ESPROPRIARE I COSTRUTTORI: PER LA NAZIONALIZZAZIONE DELLA GRANDE INDUSTRIA EDILIZIA; SENZA INDENNIZZO E SOTTO CONTROLLO OPERAIO.
C’è infine una domanda semplice che non può essere evasa: “Chi ricostruisce, chi risana l’edilizia italiana?”. Il PCL ritiene che non si possa affidare la ricostruzione a chi ha distrutto; che non si possa premiare chi ha compiuto un crimine; che, più in generale, non si possa avere alcuna fiducia in quella grande industria delle costruzioni che prima col sacco delle città degli anni 50 e 60, e poi nell’era liberalizzatrice degli ultimi decenni, ha messo in piedi un’edilizia assassina a puro scopo di profitto. Il movimento operaio e le sinistre debbono rivendicare, senza remore, la nazionalizzazione di tutta la grande industria edilizia, senza indennizzo e sotto controllo dei lavoratori, e delle industrie collegate ( a partire da quella del cemento). La casa in cui si vive, la scuola in cui si studia, l’ospedale in cui ci si cura, non possono essere affidati all’interesse del profitto . Debbono rispondere all’interesse della sicurezza sociale e della protezione della vita. I grandi costruttori, come dimostra l’Abruzzo, non possono garantire questa sicurezza. Di più: la grande industria edilizia è il settore della borghesia italiana maggiormente segnato dall’organica presenza camorrista e malavitosa, legata agli appalti pubblici e ai loro padrini (di ogni colore). Non si può chiedere alla malavita o a chi è intrecciato con la malavita di garantire case , scuole, ospedali.
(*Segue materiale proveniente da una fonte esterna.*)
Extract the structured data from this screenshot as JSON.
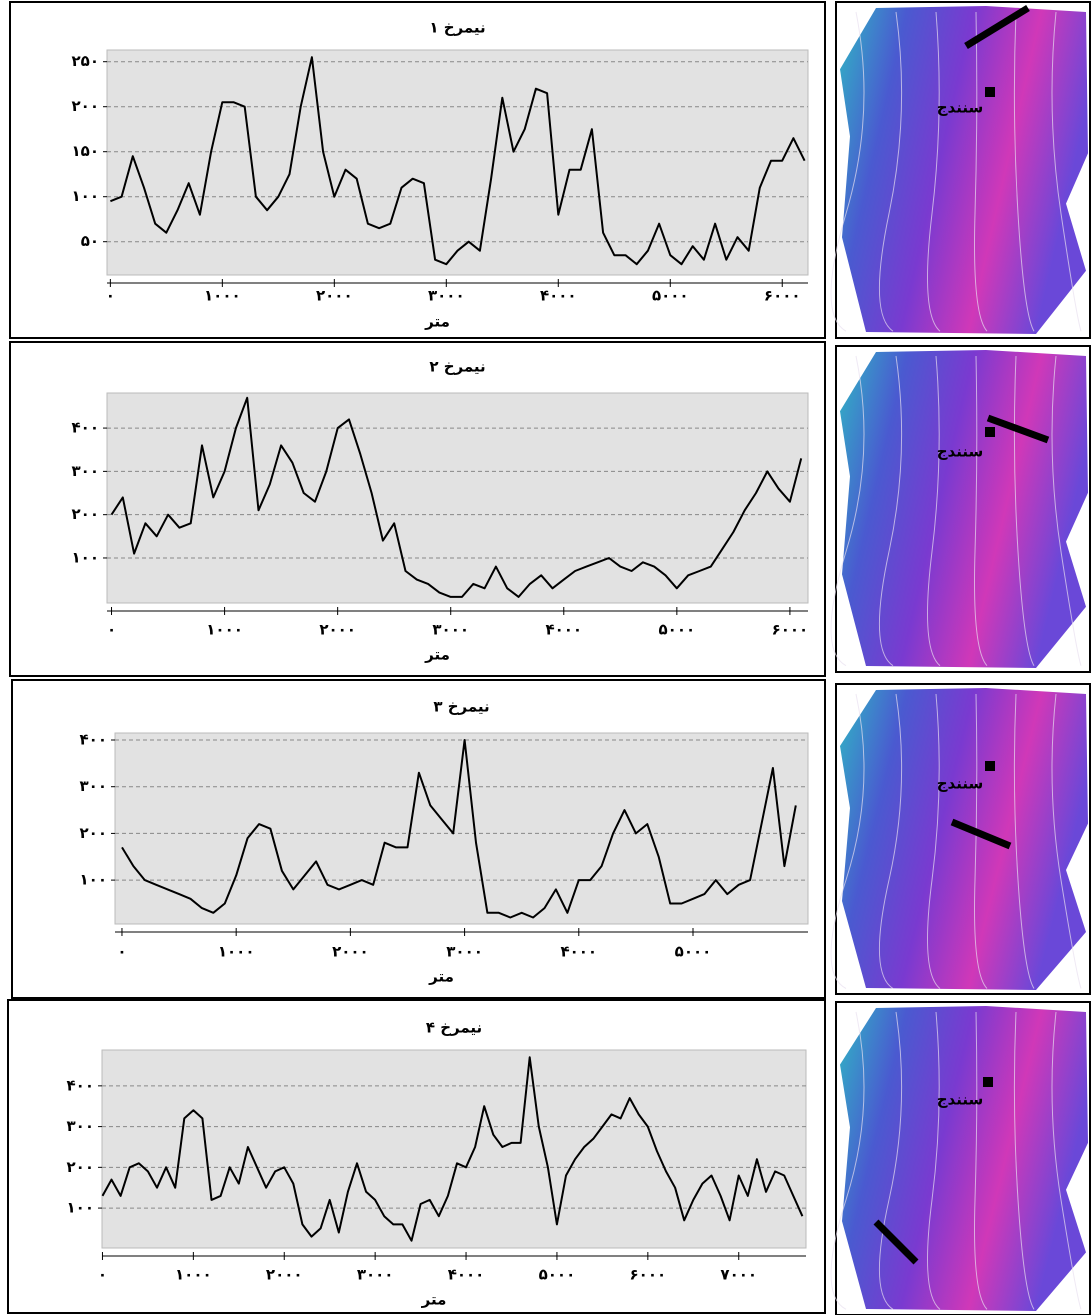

La grande industria delle costruzioni va semplicemente espropriata, a iniziare dalle ditte coinvolte nel crimine abruzzese ( Impregilo). Solo una grande industria edilizia a carattere pubblico, sotto controllo operaio e popolare, può tutelare l’interesse pubblico. Per questo la battaglia per la nazionalizzazione della grande industria edilizia deve entrare a pieno titolo nella battaglia più generale per la nazionalizzazione delle grandi imprese e delle banche: per la riorganizzazione radicale della società e dell’economia, sulla base di un piano economico democraticamente definito e socialmente controllato.
LA BORGHESIA DISTRUGGE. SOLO I LAVORATORI POSSONO RICOSTRUIRE.
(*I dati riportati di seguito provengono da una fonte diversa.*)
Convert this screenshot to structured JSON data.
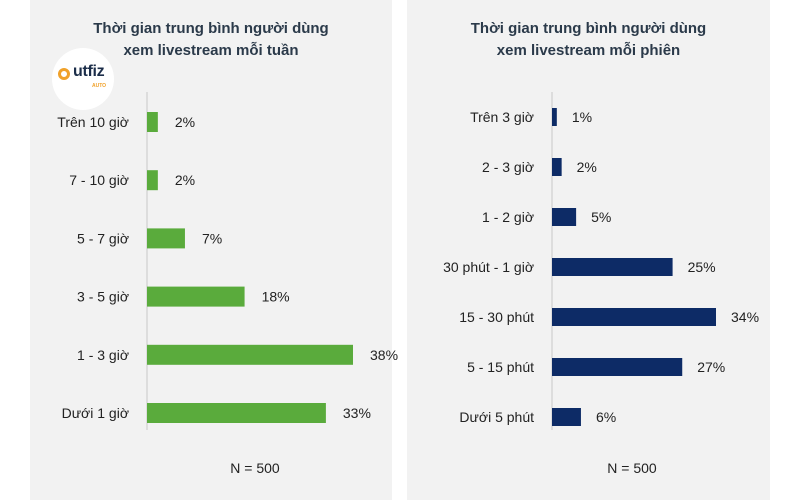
{
  "logo": {
    "text": "utfiz",
    "subtext": "AUTO"
  },
  "chart_data": [
    {
      "type": "bar",
      "orientation": "horizontal",
      "title": [
        "Thời gian trung bình người dùng",
        "xem livestream mỗi tuần"
      ],
      "categories": [
        "Trên 10 giờ",
        "7 - 10 giờ",
        "5 - 7 giờ",
        "3 - 5 giờ",
        "1 - 3 giờ",
        "Dưới 1 giờ"
      ],
      "values": [
        2,
        2,
        7,
        18,
        38,
        33
      ],
      "value_labels": [
        "2%",
        "2%",
        "7%",
        "18%",
        "38%",
        "33%"
      ],
      "unit": "%",
      "xlim": [
        0,
        38
      ],
      "color": "#5aab3c",
      "footnote": "N = 500",
      "grid": false
    },
    {
      "type": "bar",
      "orientation": "horizontal",
      "title": [
        "Thời gian trung bình người dùng",
        "xem livestream mỗi phiên"
      ],
      "categories": [
        "Trên 3 giờ",
        "2 - 3 giờ",
        "1 - 2 giờ",
        "30 phút - 1 giờ",
        "15 - 30 phút",
        "5 - 15 phút",
        "Dưới 5 phút"
      ],
      "values": [
        1,
        2,
        5,
        25,
        34,
        27,
        6
      ],
      "value_labels": [
        "1%",
        "2%",
        "5%",
        "25%",
        "34%",
        "27%",
        "6%"
      ],
      "unit": "%",
      "xlim": [
        0,
        34
      ],
      "color": "#0d2b66",
      "footnote": "N = 500",
      "grid": false
    }
  ]
}
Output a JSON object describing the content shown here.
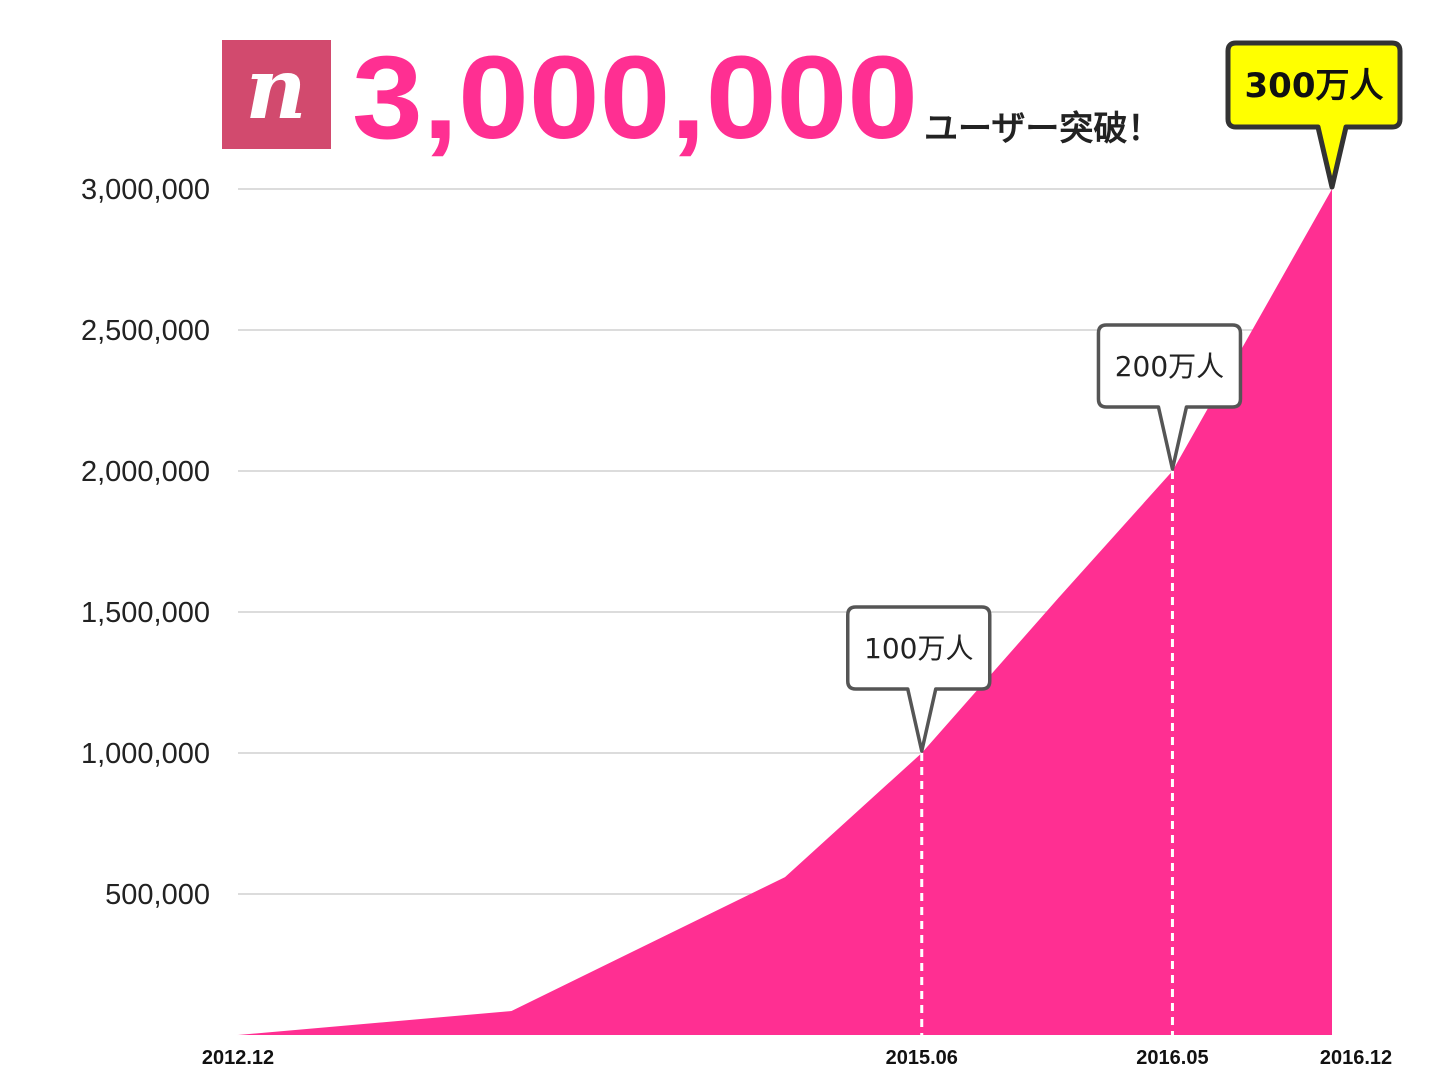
{
  "header": {
    "logo_letter": "n",
    "headline_number": "3,000,000",
    "headline_suffix": "ユーザー突破！"
  },
  "colors": {
    "accent": "#ff2f92",
    "logo_bg": "#d24a6e",
    "grid": "#c8c8c8",
    "callout_highlight": "#ffff00"
  },
  "chart_data": {
    "type": "area",
    "title": "3,000,000ユーザー突破！",
    "xlabel": "",
    "ylabel": "",
    "ylim": [
      0,
      3000000
    ],
    "grid": true,
    "y_ticks": [
      {
        "value": 500000,
        "label": "500,000"
      },
      {
        "value": 1000000,
        "label": "1,000,000"
      },
      {
        "value": 1500000,
        "label": "1,500,000"
      },
      {
        "value": 2000000,
        "label": "2,000,000"
      },
      {
        "value": 2500000,
        "label": "2,500,000"
      },
      {
        "value": 3000000,
        "label": "3,000,000"
      }
    ],
    "x_tick_labels": [
      "2012.12",
      "2015.06",
      "2016.05",
      "2016.12"
    ],
    "x": [
      "2012.12",
      "2013.12",
      "2014.12",
      "2015.06",
      "2015.12",
      "2016.05",
      "2016.12"
    ],
    "values": [
      0,
      85000,
      560000,
      1000000,
      1550000,
      2000000,
      3000000
    ],
    "annotations": [
      {
        "x": "2015.06",
        "value": 1000000,
        "label": "100万人",
        "highlight": false
      },
      {
        "x": "2016.05",
        "value": 2000000,
        "label": "200万人",
        "highlight": false
      },
      {
        "x": "2016.12",
        "value": 3000000,
        "label": "300万人",
        "highlight": true
      }
    ]
  }
}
Ancora una volta la prospettiva del governo dei lavoratori è la risultante generale di tutta questa battaglia . L’Abruzzo ci dice che le classi dominanti distruggono. Solo i lavoratori possono ricostruire: non solo le case, ma un’altra società. Una società dove a comandare sia la classe lavoratrice, non i costruttori e i loro amici. La battaglia d’ Abruzzo può e deve diventare la metafora di una lotta generale per l’alternativa anticapitalistica e il potere dei lavoratori.